No study reported pain outcomes within four hours of treatment. Two randomized studies found reduced pain based on a variety of scales (standardized mean difference = 0.20; 95% CI, 0.03 to 0.37) and higher likelihood of the child being pain-free (absolute risk reduction = 25.2%; NNT = 4) at four to 24 hours. There were low rates of adverse events reported in the randomized studies, with most studies reporting no adverse events during the follow-up period. Seven studies with moderate-quality evidence reported similar potential harms within 28 days, including renal impairment, liver injury, and asthma or wheezing, whereas low-quality evidence suggested similar rates of GI bleeding. No severe soft tissue infections or empyema was reported. Two randomized trials reported similar rates of asthma or wheezing and no serious adverse events in the long term (greater than 28 days).

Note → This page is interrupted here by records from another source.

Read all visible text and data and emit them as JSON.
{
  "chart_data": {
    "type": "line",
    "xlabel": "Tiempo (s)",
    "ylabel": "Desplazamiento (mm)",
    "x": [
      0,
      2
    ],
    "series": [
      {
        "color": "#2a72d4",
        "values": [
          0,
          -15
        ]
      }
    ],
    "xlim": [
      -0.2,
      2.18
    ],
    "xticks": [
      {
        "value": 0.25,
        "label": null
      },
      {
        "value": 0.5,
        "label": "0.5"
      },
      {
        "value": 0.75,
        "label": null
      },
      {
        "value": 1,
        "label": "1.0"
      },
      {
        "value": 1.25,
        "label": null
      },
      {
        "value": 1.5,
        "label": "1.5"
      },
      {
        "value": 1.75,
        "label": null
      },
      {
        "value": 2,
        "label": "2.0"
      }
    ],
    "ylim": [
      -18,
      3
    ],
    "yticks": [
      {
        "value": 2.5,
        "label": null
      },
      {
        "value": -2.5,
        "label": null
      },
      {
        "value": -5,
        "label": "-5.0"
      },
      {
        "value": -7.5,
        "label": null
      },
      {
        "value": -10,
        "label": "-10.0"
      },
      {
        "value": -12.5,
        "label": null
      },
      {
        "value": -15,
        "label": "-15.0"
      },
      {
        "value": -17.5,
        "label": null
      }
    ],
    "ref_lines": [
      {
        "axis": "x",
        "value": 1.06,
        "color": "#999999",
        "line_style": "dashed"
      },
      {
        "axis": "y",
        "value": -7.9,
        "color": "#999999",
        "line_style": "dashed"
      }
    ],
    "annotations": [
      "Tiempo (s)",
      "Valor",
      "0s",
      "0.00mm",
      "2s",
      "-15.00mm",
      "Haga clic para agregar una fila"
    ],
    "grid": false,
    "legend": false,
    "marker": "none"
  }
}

Caveats: There are several limitations associated with this meta-analysis. Studies differed in setting, drug dosages, sample size, and duration of therapy. Only four studies with 796 patients evaluated analgesia, and there were no studies reporting on pain within four hours of therapy. Pain scales were heterogeneous and included the Children's Hospital of Eastern Ontario Pain Scale, facial expression, a discomfort scale, an irritability score, and the Noncommunicating Children's Pain Checklist. Sample sizes were small in most studies, limiting the comparison of adverse events. Only nine studies evaluated medication safety as a primary outcome, and measurement bias may have affected evaluation of adverse events. Most randomized studies provided adverse event data for less than 28 days, with most of the long-term adverse events reported only by observational studies.